I made several WiFi calls with the phone. The quality of the WiFi call depends on the quality of the WiFi and internet connection you are using. My phone tried to sense whether the WiFi quality was acceptable and would inform me if not. The phone makes it clear whether you are using WiFi to call or the regular mobile network, so you won't make a non-WiFi call by mistake. (You can also just put the phone into "Airplane Mode" then enable WiFi, so you won't even be able to make a real mobile call by accident.) Even when the phone thought WiFi quality was good, the call quality, usually pretty good, became garbled sometimes. I called my mother several times, and I could almost always hear her perfectly but sometimes she could not hear me well. But it wasn't bad enough that we couldn't have a conversation.

I made only a few non-WiFi calls. Looks like I made only 9 minutes worth of calls, because my total roaming cost for two weeks was $1.80 USD. I called a hotel a few times to confirm a reservation. The phone was smart enough to figure out the country code etc. for me. If I googled for a phone number, I could just select that number to call - very easy.

In Germany, I found that making calls at Starbucks during the day (when the US finally woke up) was very convenient. Starbucks in Germany have free WiFi just like in the US. The McDonalds in Germany - at least the one in Berlin - will text you a passcode for free WiFi if you give them your phone number. I tried this once but I never received the passcode text message. (Free texting is included in T-Mobile's international roaming, too.) Maybe they don't text to US numbers? In other countries, you don't need a passcode for WiFi at McDonalds in my experience. Of course, you can always use the WiFi at your hotel or at any restaurant you patronize that offers WiFi.

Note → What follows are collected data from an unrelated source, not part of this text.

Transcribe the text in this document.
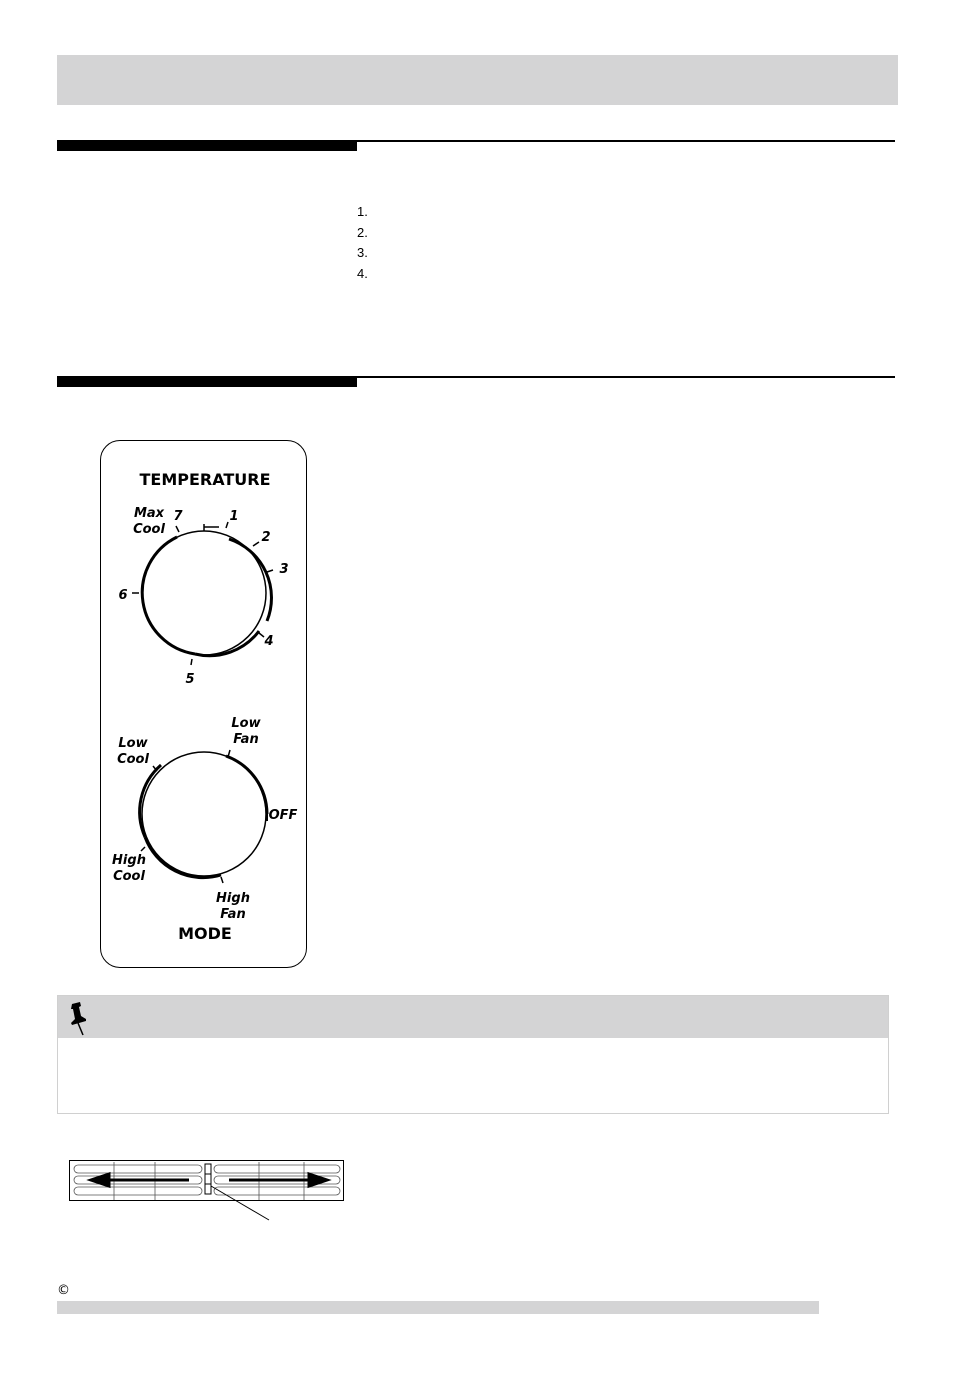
1.
2.
3.
4.
TEMPERATURE
1
2
3
4
5
6
7
Max
Cool
Low
Fan
Low
Cool
OFF
High
Cool
High
Fan
MODE
©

Overall, the cheap/free international roaming in Europe was a huge benefit to me. I went to the trouble of unlocking this phone before I left the US, in anticipation of buying a local SIM (as I had in the past), but I didn't need to this time. I think the days of buying a local SIM card while in Europe may be over, at least for me. I think other mobile companies will eventually have to follow T-Mobile's lead and offer cheap roaming overseas, sooner or later.